И ты не смотри так. Я же видел тогда, что у тебя на душе тоже далеко не праздник. Ты заплаканная была, грустная. Или, думаешь, я не видел, как ты слёзы утирала, пока одна сидела. Видел. Даже подойти хотел, но не решился. А тут вдруг ты сама… И я подумал, что, может, это тот самый знак? Ну, знаешь, как говорят: если тебе плохо, то найди того, кому ещё хуже, и помоги ему.

— Решил, что я — твоё «хуже»?

— Примерно. А вообще понимал просто, что если не уцеплюсь за что-нибудь, то утону. Совсем. Вот я и ухватился за эту мысль: если так суждено, то мы встретимся снова, а дальше пусть будет, как будет. Представлял себя, знаешь, таким чуть ли не рыцарем в сверкающих доспехах! Как же, герой геройский, решил женщину спасти!

Я невольно усмехаюсь:

— И от кого же спасать собирался?

— Да Бог его знает! Может, даже от тебя же самой. Правда! Ты сама подумай. Вся эта твоя история про большую, но безответную любовь… Думал, кому это всё надо вообще? Отбить, вытряхнуть его из тебя, и всё! Верил, что ты постепенно забудешь, отогреешься, что если буду любить, то вылечу тебя от него, спасу. А в итоге это ты меня спасла.

Я ведь постоянно туда ходил, ждал тебя. А встретил Лилю. И как-то сразу всё понял. Не смейся, но я верю, что это ты меня к ней привела.

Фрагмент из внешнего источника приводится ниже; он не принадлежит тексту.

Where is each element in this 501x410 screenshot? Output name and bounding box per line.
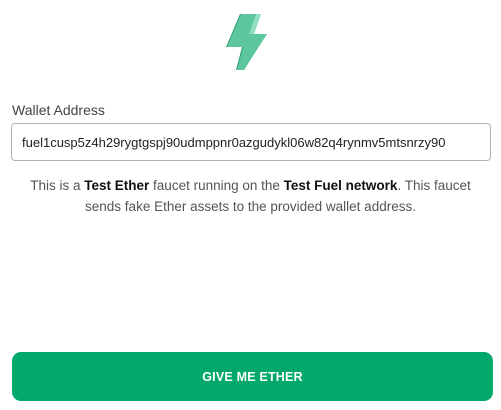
description-strong-test-fuel-network: Test Fuel network bbox=[283, 178, 398, 193]
faucet-description: This is a Test Ether faucet running on t… bbox=[20, 175, 481, 217]
description-strong-test-ether: Test Ether bbox=[84, 178, 150, 193]
give-me-ether-button[interactable]: GIVE ME ETHER bbox=[12, 352, 493, 401]
lightning-bolt-icon bbox=[226, 14, 267, 70]
wallet-address-input[interactable] bbox=[11, 123, 491, 161]
wallet-address-label: Wallet Address bbox=[12, 102, 105, 118]
description-text-2: faucet running on the bbox=[149, 178, 284, 193]
description-text-1: This is a bbox=[30, 178, 85, 193]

И, знаешь, странно… Вроде и счастье пришло, и всё на свои места встало, а всё равно никак не мог перестать о тебе думать: где ты, что ты? Боялся, вдруг случилось что-то? Ты ведь тогда такая печальная была… Хотелось просто знать, что всё хорошо, просто спасибо тебе сказать хотелось, но ты как сквозь землю провалилась.

Сравнение это вызывает у меня улыбку.

— Почти. Я уехала вскоре. Насовсем уехала.

— Серьёзно? Куда?

— К тому самому, большому и не такому уж безответному, — я улыбаюсь, и слова эти будто разжимают невидимую пружину у Глеба внутри. Он вдруг как-то разом расслабляется, выпрямляет спину, уже без страха и смущения смотрит в глаза.

— Прости, я…

— Боялся, что у меня ничего не сложилось, да? А тут ты со своим счастьем?

— Есть немного. Точнее, даже много, — он смотрит мне в глаза долгим пытливым взглядом. — Он, что, был женат, да? Ты прости, что я спрашиваю, просто понять не могу…

— Да нет, не был. Не был он женат, но мозги точно работали так себе. Он, видишь ли, уверен был, что счастье — это не про него, а семейная жизнь — тем более. Всё повторял, что не умеет любить, что не хочет портить мне жизнь, — я поднимаю глаза, смотрю на Глеба без тени улыбки. — Вот скажи мне, почему так? Если кто-то предал, то и остальным веры нет. Почему надо за кого-то всех остальных казнить? И крест на себе ставить только потому, что не повезло. Ты ведь тоже…

Он качает головой.

— Не совсем. Но понять могу. Точнее, и могу, и не могу. Теперь. Из-за Лили.

Я киваю.

— Вот и он так говорит. Теперь. Из-за меня. Недавно признал даже, что дураком был, так что… — я приподнимаю правую руку, чтобы показать кольцо, снова улыбаюсь. — Как видишь!

— Вижу! — Глеб улыбается в ответ, встаёт, протягивает мне руку, помогая встать. — Побегу, а то Лиля, наверное, уже ждёт — ей стало трудно самой обуваться, да и вообще… Счастье всё-таки, что мы встретились, да? А могли бы мимо пройти. И сейчас, и тогда. Даже думать не хочется.

— Да… Вот уж действительно, никогда не знаешь, в ком и как отзовёшься.

НАДЕЖДА

Он проснулся внезапно и окончательно, будто не спал вовсе. Замер, прислушиваясь к самому себе и ночному мраку. Замер будто в ожидании, но ничего не произошло. Лишь сердце билось тяжело, быстро, но в этом не было никакой опасности. Просто испуг — всё, как всегда.

Она сонно заворочалась рядом, прижалась, уткнулась в плечо, положила руку ему на грудь.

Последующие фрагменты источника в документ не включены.